Un largo instante de silencio. Fue Frank quien lo rompió.

—¿Hay algún modo de hacer analizar la cinta sin llamar mucho la atención? —le preguntó a Hulot.

—Aquí, en el principado, no. Déjame pensar... Podría recurrir a Guillaume, el hijo de los Mercier, unos amigos. Tiene una pequeña empresa de producción que realiza videoclips y cosas así. Apenas está comenzando, pero sé que es muy hábil. Puedo intentarlo con él.

—¿Es de fiar?

—Es inteligente. Era el mejor amigo de Stéphane. Si se lo pido yo, mantendrá la boca cerrada.

—Bien. Creo que vale la pena comprobar la filmación, pero con suma discreción.

—Opino lo mismo. Como bien dices, aunque pequeño es lo único que tenemos.

Se miraron, y esa mirada significaba muchas cosas. Ellos eran verdaderamente las dos caras de una misma moneda y estaban en el mismo bolsillo. La vida no había sido amable con ninguno de los dos, pero ambos habían tenido el valor de volver a entrar en el juego, cada uno a su manera. Hasta el momento se habían sentido por completo a merced de los acontecimientos que desbarataban, una vez más, su existencia. Ahora, gracias a un pequeño descubrimiento, casi por casualidad, en esa habitación gris, suspendida en el aire como una cometa en el viento, revoloteaba una pequeña esperanza.

29

Laurent Bedon apagó la máquina de afeitar eléctrica y se miró al espejo.

A pesar de haber dormido hasta tarde, las horas de sueño no habían borrado las huellas de los excesos de la noche anterior. Había vuelto al alba, borracho, y se había echado sobre la cama ya casi dormido antes de llegar a ella. Ahora, a pesar de la larga ducha y de haberse afeitado, tenía las ojeras y la palidez del que no ve la luz del sol desde hace mucho tiempo. La claridad implacable del tubo de neón del cuarto de baño no hacía más que subrayar su aspecto enfermizo.

«Por Dios, parezco un muerto.»

Cogió el frasco de loción para después de afeitar y se lo echó en abundancia; el líquido hizo que le ardieran los labios. Se peinó el pelo erizado y se puso desodorante en las axilas. Después, ya se consideró listo para afrontar una nueva noche.

En la habitación su ropa estaba desparramada en un desorden que el definía como endémico. Antes tenía una mujer que iba a limpiar y le dejaba el piso en un orden precario, que él desbarataba; ahora su economía ya no le permitía afrontar el gasto de una empleada doméstica. Ya era bastante que no lo hubieran echado a la calle, teniendo en cuenta que llevaba cuatro meses de retraso en el pago del alquiler.
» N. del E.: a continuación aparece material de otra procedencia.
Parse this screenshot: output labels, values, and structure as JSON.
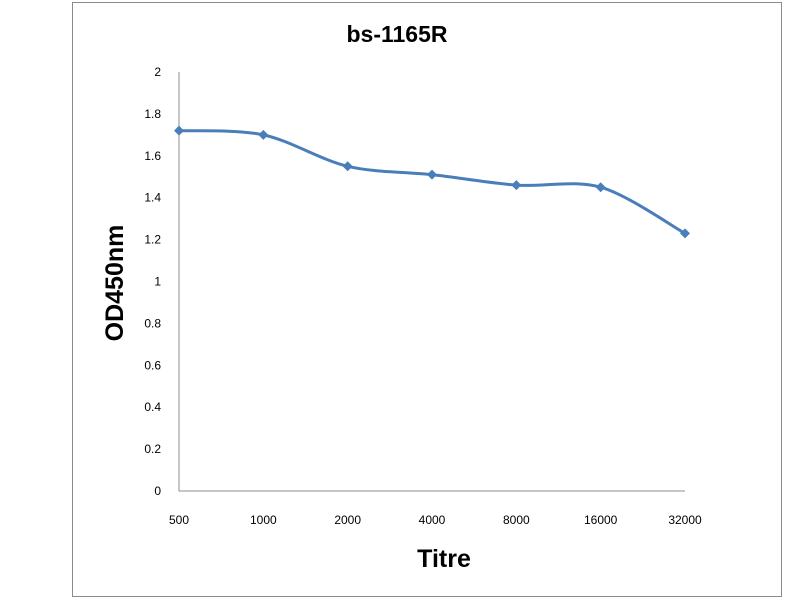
{
  "chart_data": {
    "type": "line",
    "title": "bs-1165R",
    "xlabel": "Titre",
    "ylabel": "OD450nm",
    "categories": [
      "500",
      "1000",
      "2000",
      "4000",
      "8000",
      "16000",
      "32000"
    ],
    "yticks": [
      "0",
      "0.2",
      "0.4",
      "0.6",
      "0.8",
      "1",
      "1.2",
      "1.4",
      "1.6",
      "1.8",
      "2"
    ],
    "ylim": [
      0,
      2
    ],
    "grid": false,
    "legend": "none",
    "series": [
      {
        "values": [
          1.72,
          1.7,
          1.55,
          1.51,
          1.46,
          1.45,
          1.23
        ]
      }
    ],
    "series_color": "#4a7ebb",
    "smooth": true
  }
}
En los últimos tiempos le había ido realmente mal. La noche anterior, en el casino de Mentón, se había dejado una bonita suma de dinero. Que no era suyo, además. Había pedido un nuevo anticipo a Bikjalo, que primero había protestado pero al final se había, resignado a firmarle de mala gana un cheque. Había empujado el cheque hacia él diciendo que ese era el último.

Con ese dinero habría podido tapar algunos agujeros de su crítica situación económica. Como el alquiler de los dos míseros cuartos en ese edificio de Niza en el que no había cucarachas porque incluso a ellas les daba asco. Era algo increíble.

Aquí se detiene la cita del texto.